Le nouveau président sud-coréen change de cap diplomatique : moins d’OTAN, plus de pragmatisme.
Un tournant stratégique assumé
La Corée du Sud abandonne la doctrine indo-pacifique initiée par Yoon Suk Yeol. Cette stratégie visait à élargir le rôle stratégique de Séoul, à renforcer les liens avec l’OTAN et à faire de la Corée un “État pivot global”. Sous Lee Jae Myung, ce cap est abandonné au profit d’une ligne plus souple et nationale.
La nouvelle administration ne mentionne même plus l’Indo-Pacifique dans ses déclarations. À la place, elle revient aux politiques du président Moon Jae-in (2017-2022), notamment la Nouvelle politique du Sud et la Nouvelle politique du Nord. Objectif : coopération avec la Chine, ouverture vers la Russie, et fin du rôle de supplétif dans l’ordre libéral occidental.
Ce recentrage signe un recul net dans les ambitions diplomatiques sud-coréennes. L’époque des discours sur l’ordre international fondé sur des règles, sur les partenariats avec l’Europe et sur la défense des “valeurs communes” semble bel et bien révolue.

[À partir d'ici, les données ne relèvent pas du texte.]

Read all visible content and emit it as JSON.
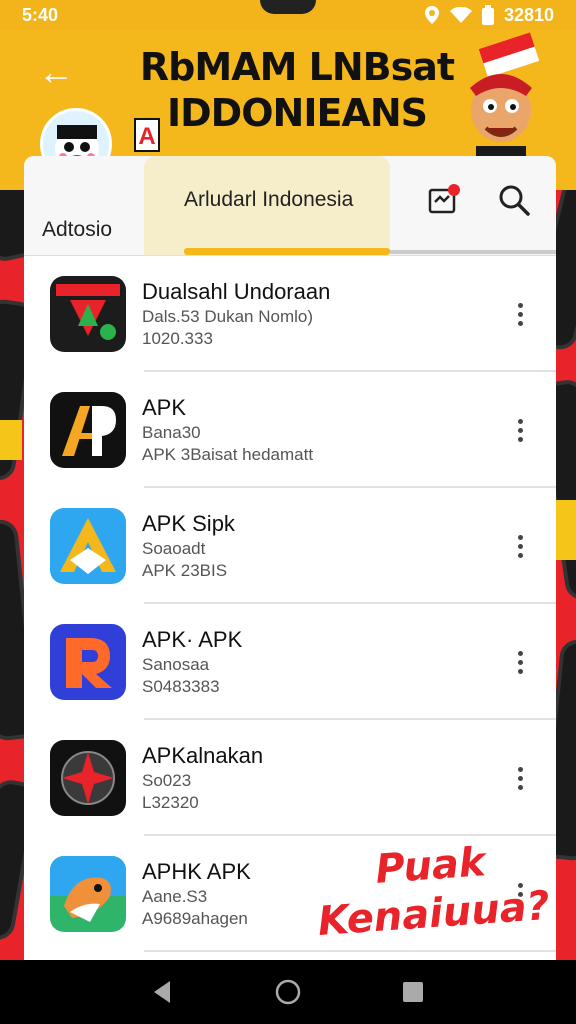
{
  "status_bar": {
    "time": "5:40",
    "battery": "32810"
  },
  "header": {
    "title_line1": "RbMAM LNBsat",
    "title_line2": "IDDONIEANS",
    "badge": "A"
  },
  "tabs": {
    "left_label": "Adtosio",
    "active_label": "Arludarl Indonesia"
  },
  "apps": [
    {
      "name": "Dualsahl Undoraan",
      "line1": "Dals.53 Dukan Nomlo)",
      "line2": "1020.333",
      "icon": "game-app-icon"
    },
    {
      "name": "APK",
      "line1": "Bana30",
      "line2": "APK 3Baisat hedamatt",
      "icon": "ap-logo-icon"
    },
    {
      "name": "APK Sipk",
      "line1": "Soaoadt",
      "line2": "APK 23BIS",
      "icon": "a-arrow-icon"
    },
    {
      "name": "APK· APK",
      "line1": "Sanosaa",
      "line2": "S0483383",
      "icon": "r-logo-icon"
    },
    {
      "name": "APKalnakan",
      "line1": "So023",
      "line2": "L32320",
      "icon": "compass-star-icon"
    },
    {
      "name": "APHK APK",
      "line1": "Aane.S3",
      "line2": "A9689ahagen",
      "icon": "bird-icon"
    }
  ],
  "promo": {
    "line1": "Puak",
    "line2": "Kenaiuua?"
  },
  "colors": {
    "accent": "#f5b81c",
    "brand_red": "#e8232a"
  }
}
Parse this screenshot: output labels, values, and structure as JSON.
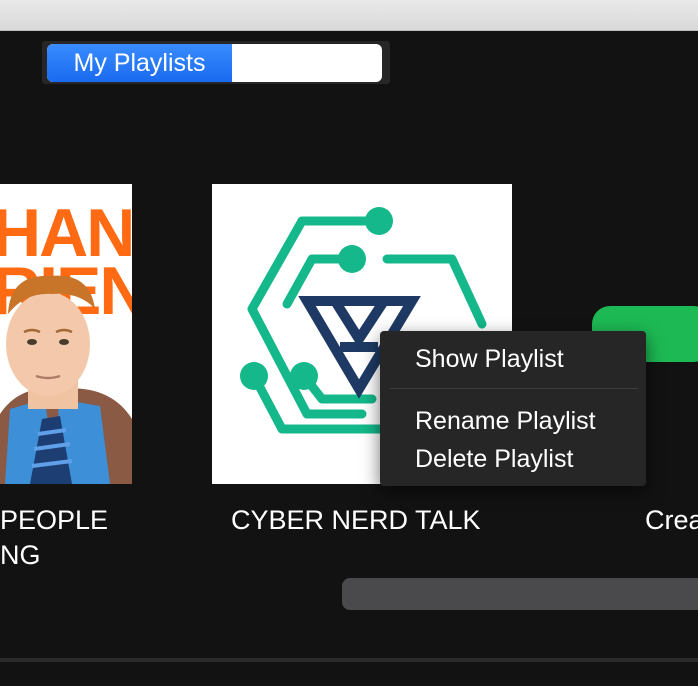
{
  "segmented_control": {
    "active_label": "My Playlists"
  },
  "cards": [
    {
      "cover_text_1": "HAN",
      "cover_text_2": "RIEN",
      "title_line1": "PEOPLE",
      "title_line2": "NG"
    },
    {
      "title": "CYBER NERD TALK"
    },
    {
      "title": "Crea"
    }
  ],
  "context_menu": {
    "items": [
      "Show Playlist",
      "Rename Playlist",
      "Delete Playlist"
    ]
  },
  "colors": {
    "accent_blue": "#1a6af0",
    "spotify_green": "#1db954",
    "logo_green": "#14b88a",
    "logo_navy": "#1e3a64",
    "conan_orange": "#ff6a13"
  }
}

Coopération militaire maintenue, mais réduite
Le partenariat avec l’OTAN ne sera pas rompu, mais son intensité va nettement décroître. Les liens stratégiques, notamment dans les exportations d’armement vers la Pologne et l’Europe de l’Est, seront préservés — par intérêt plus que par conviction.
Lors du sommet de l’OTAN 2025, Lee a refusé de participer, contrairement à son prédécesseur. Une absence symbolique qui marque le refroidissement des relations. Dans son entourage, deux lignes s’opposent : une aile favorable à l’alliance avec les États-Unis, menée par Wi Sung-lac, et une autre plus critique, incarnée par Lee Jong-seok, qui voit l’OTAN comme un instrument de confrontation avec Pékin et Moscou.
Ce dilemme se reflète aussi dans la posture ambivalente de Lee, présent au sommet du G7 mais absent de l’OTAN. Il cherche l’équilibre entre ne pas insulter l’héritage de Yoon tout en affirmant sa propre ligne diplomatique.
Une ligne pragmatique qui interroge les alliances
Le changement de ton est profond. Lee prône une politique de “pragmatisme stratégique”, moins idéologique, moins alignée, plus orientée vers l’intérêt national immédiat. Une approche qui ouvre la porte à un rapprochement économique avec la Chine (Belt and Road Initiative) et un apaisement avec la Russie, en dépit des tensions internationales.
Ce repositionnement, à rebours des attentes occidentales, alimente les clivages internes. Les conservateurs accusent Lee de renoncer à l’alliance avec Washington. Les progressistes, eux, réclament une rupture complète avec l’ère Yoon. Lee tente de jouer sur les deux tableaux, mais son absence à l’OTAN tranche.
En définitive, la Corée du Sud ne rompt pas avec l’Ouest, mais elle recompose ses alliances avec prudence. Les coopérations militaires survivent, mais la vision géopolitique change. Moins de confrontation, plus de manœuvres. Moins de symboles, plus de contrats.